Tu es stressée. Assise sur ce vieux banc de métal froid, qui te congèle les fesses. Ton
dos appuyé contre ce mur de pierre, dur, raide. A quelques pas de toi, une cabine
téléphonique. Tu attends. Tu l’attends.
En face de toi, cette petite porte, encastrée dans le mur. Tu la redoutes. Cet endroit
te fait peur. Les gens enfermés là sont hors du monde. Mais lui va en sortir, enfin.
Et puis, un homme. Il s’avance, le long du trottoir, sur la route. Tu te redresses.

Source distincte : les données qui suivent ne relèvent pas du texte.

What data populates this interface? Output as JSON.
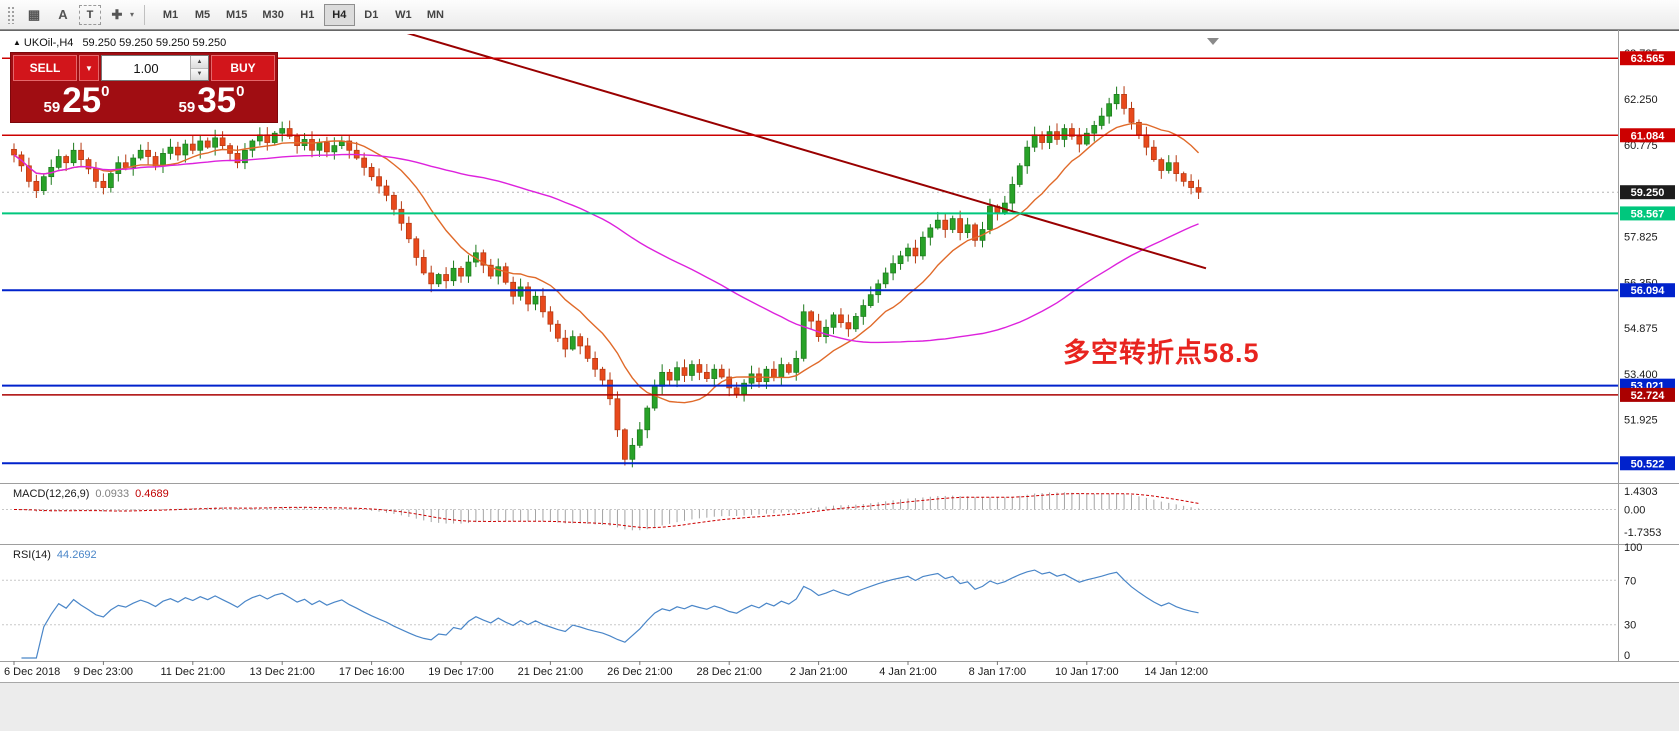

Le dos voûté, il tire nerveusement sur son pardessus. Lui aussi a l’air tendu. Tu
l’observes, tu vois mal. Fébrile, perdu, le regard hagard et brillant.
Voilà qu’il te regarde.
Tu baisses rapidement les yeux. Ce n’est pas lui, tu en es sûre. Tes mains se crispent
sur cette cigarette, presque à moitié consumée. Ton cœur bat trop vite, tu n’es plus
calmée. Tu tires encore une fois. Ta bouche au contact du papier te rassure. Te donne
une consistance. Va-t-il t’approcher ? Il te fait trop peur pour ça.
Tu es seule. Tu ne veux pas.
Il détourne la tête. Tu respires.
Tu lèves les yeux, tu t’impatientes. Tu fumes encore un peu.
Cet endroit t’oppresse, les lueurs de la cabine, froides, agressives, crues, te rendent
mal à l’aise. Tu ressens le vent glacé jusque dans tes os.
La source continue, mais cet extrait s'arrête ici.